Thursday, December 08, 2005

Why Relationship Fail 2 – Lack Of Trust

By Sanket ‘been there…done that’ Kambli

Last time I had written a feature on fear of commitments. Continuing on this trend, let us take a look at other reasons for a failed love relationship.
It can be regarded as a fragile element of relationships which needs continual nurturing. Guess what it is
This week we focus on trust, and how its absence can bring down a relationship.
Trust is foundational because it creates a safe environment for intimacy to grow. If your relationship is going to work you need to be able to trust your partner with your past, your present and your future. Trust is supposed to be an intangible concept, meaning its definition is not bound in boundaries of sentences.
People often will trust a total stranger before trusting an intimate partner because that total stranger cannot hurt them like they imagine a partner can. Tony Robbins (counselor) tells a great story about how we all trust every single day of our lives while driving our cars. The fact of the matter is--it takes a great deal of trust to drive down a road at 70 kmph with another car coming the other way at 70 kmph and only one white line separating the two of you. The potential for danger is great--you don't know that other person; you don't know if they've been drinking; you don't know if they'll stay on their side of the road.
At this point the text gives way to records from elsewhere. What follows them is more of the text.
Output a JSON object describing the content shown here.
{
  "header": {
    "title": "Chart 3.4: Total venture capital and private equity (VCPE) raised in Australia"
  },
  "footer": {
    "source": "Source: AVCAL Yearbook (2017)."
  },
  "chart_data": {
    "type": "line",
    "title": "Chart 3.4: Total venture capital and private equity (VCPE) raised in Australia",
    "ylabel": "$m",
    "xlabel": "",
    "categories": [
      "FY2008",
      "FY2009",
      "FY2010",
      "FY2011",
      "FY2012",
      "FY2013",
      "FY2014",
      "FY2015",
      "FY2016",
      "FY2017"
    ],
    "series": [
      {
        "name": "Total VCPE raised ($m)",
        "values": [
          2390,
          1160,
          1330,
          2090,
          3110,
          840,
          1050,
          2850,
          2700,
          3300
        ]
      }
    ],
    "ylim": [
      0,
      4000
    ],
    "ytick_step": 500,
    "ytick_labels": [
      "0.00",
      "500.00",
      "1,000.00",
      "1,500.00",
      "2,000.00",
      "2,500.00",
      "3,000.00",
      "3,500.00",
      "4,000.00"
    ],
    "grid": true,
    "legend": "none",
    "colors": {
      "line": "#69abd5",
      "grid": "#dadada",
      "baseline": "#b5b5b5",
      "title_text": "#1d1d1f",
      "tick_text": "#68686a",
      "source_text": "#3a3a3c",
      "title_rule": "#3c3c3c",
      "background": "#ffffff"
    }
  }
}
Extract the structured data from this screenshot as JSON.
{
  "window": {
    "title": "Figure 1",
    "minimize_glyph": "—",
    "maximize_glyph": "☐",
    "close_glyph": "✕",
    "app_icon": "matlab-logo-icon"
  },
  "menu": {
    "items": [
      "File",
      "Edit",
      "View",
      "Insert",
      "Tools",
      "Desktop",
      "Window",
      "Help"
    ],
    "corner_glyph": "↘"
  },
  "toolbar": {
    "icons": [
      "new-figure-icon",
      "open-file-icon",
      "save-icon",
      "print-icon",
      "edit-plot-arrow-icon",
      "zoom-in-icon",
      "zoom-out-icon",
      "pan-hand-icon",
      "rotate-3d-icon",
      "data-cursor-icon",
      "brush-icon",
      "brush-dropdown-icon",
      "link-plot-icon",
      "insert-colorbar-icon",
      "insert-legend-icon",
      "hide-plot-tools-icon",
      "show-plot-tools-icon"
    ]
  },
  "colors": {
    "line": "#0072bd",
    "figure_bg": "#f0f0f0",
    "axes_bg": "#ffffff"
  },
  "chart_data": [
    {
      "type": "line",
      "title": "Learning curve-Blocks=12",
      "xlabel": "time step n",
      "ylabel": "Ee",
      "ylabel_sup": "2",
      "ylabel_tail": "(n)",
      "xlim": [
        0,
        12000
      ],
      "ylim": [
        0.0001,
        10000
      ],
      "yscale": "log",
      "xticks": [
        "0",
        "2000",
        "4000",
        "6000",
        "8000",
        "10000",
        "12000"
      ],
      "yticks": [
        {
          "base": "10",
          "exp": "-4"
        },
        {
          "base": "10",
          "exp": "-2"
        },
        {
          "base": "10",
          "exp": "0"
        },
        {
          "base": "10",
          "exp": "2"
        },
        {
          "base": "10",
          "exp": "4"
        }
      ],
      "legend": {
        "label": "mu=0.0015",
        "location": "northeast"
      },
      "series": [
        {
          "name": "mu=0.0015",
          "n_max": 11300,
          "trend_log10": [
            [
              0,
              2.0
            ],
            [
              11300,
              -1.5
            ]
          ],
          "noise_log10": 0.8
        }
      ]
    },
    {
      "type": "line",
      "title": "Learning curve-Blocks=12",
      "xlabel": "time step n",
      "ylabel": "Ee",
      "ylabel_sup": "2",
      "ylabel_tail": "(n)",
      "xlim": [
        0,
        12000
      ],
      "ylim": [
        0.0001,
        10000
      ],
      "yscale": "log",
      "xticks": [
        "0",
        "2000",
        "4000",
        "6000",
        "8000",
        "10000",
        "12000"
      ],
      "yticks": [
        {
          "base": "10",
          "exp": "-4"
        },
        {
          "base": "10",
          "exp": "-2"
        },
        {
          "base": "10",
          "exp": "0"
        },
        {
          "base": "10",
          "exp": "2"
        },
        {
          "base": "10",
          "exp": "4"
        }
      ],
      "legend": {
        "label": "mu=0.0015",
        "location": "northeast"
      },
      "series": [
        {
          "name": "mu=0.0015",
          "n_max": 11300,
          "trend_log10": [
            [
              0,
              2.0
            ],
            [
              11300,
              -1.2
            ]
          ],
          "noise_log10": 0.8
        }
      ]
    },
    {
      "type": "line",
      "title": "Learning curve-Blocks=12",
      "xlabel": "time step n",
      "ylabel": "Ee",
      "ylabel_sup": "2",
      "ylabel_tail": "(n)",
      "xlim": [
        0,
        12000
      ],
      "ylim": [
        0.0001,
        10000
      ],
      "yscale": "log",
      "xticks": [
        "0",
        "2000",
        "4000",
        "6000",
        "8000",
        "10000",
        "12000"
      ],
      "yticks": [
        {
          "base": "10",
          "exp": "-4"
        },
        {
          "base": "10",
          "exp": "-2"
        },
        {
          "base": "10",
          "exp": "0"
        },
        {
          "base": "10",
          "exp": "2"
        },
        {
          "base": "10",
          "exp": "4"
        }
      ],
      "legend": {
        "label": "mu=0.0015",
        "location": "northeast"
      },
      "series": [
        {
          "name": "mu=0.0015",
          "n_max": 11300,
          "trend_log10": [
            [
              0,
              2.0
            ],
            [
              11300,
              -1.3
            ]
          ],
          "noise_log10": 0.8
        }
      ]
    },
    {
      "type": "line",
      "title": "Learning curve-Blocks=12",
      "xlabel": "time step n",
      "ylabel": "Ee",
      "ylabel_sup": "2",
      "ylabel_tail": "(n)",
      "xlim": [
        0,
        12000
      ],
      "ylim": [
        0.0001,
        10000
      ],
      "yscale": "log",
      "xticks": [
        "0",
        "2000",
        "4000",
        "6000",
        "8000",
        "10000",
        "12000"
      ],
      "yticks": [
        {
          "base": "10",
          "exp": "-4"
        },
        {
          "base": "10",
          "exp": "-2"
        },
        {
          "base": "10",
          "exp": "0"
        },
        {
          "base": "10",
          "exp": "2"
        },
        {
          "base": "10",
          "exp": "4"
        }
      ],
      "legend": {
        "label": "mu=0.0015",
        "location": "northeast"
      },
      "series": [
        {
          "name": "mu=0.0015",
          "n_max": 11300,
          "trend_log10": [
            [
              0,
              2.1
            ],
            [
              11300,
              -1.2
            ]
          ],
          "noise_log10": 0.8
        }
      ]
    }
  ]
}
That, my friend, takes a lot of trust. When we trust someone, we are willing to enter into a trusting relationship we are willing to conduct ourselves differently engage in a wider range of actions, and also to be more open to a variety of experiences. To develop and flourish a relationship, trust is an important ingredient. When trust erodes, the relationship deteriorates. The behavior of other person, starts evoking a doubtful response from us, acting like poison, silently killing the relationship. Mistrust has a devastating impact on relationships and on the types and quality of conversations that will occur. One or two instances can raise important and lingering questions, which may remain in the background and have a silent but devastating impact on the quality of the relationship. In spite of being an inherent part of a relationship, it is unfortunately taken for granted. We may only become aware of its importance when we feel trust has been broken.
That is why it is said that, "Trust is the glue which holds relationships together"
But what is trust?
Alan Sieler (relationship expert) says, "It can be claimed that trust is simultaneously a bodily sensation, an emotion and a linguistic phenomenon (a judgment or an opinion). It’s a gut feeling that can be the emotional and bodily component of trust.
Generally trust is also associated with sincerity and reliability.
Trust allows you to reveal who you really are.
Trust opens the door to honest communication.
Once you've cleared up your communication, trusting your partner will help you to fight fair when disagreements occur.
Building trust takes time; you need to show your partner that you are trustworthy and that you trust them in return. If your partner has trouble trusting, you can do a lot to create an environment where trust can grow.
As advocated by, Susie and Otto Collins, the secret is constant communication, one moment at a time.
It's about practicing honesty and not hiding, no matter how painful the truth is. Think of two important people in your life who are part of your relationships network. One with which you have a positive relationship, and one which is not so positive. What differences do you find in your assessments of sincerity, reliability and competence for each relationship? What is different for you emotionally and bodily in these assessments? What is different about the quality of the conversations? What conversations and other actions, by both you and the other person, need to occur for trust to be built? What small steps are you willing to begin to take to have these conversations? Lastly, can we rebuild trust? This clearly depends on whether you and the other person are ready and willing to take corrective action. In other words, I may be able to let go of resentment, I may come to understand the other person and forgive him, but if I do not see evidence of his willingness to make changes, it may not be possible for me to trust him again. Clearly, rebuilding trust is a gradual process that can take weeks, months, or even years. If you are the type of person who is constantly running across clues that concern you, sit down alone and consider the nature of your trust. Do you actively believe that your partner is committed to the relationship and looking out for both of your best interests? Do you believe that, if your partner was feeling discontent or unsatisfied, he or she would come to you first? Or, deep down, do you believe your partner is capable of breaking your commitment to one another? If the latter is true, you are simply tolerating the situation and waiting for wrongdoing. This is not trust and that fact needs to be examined.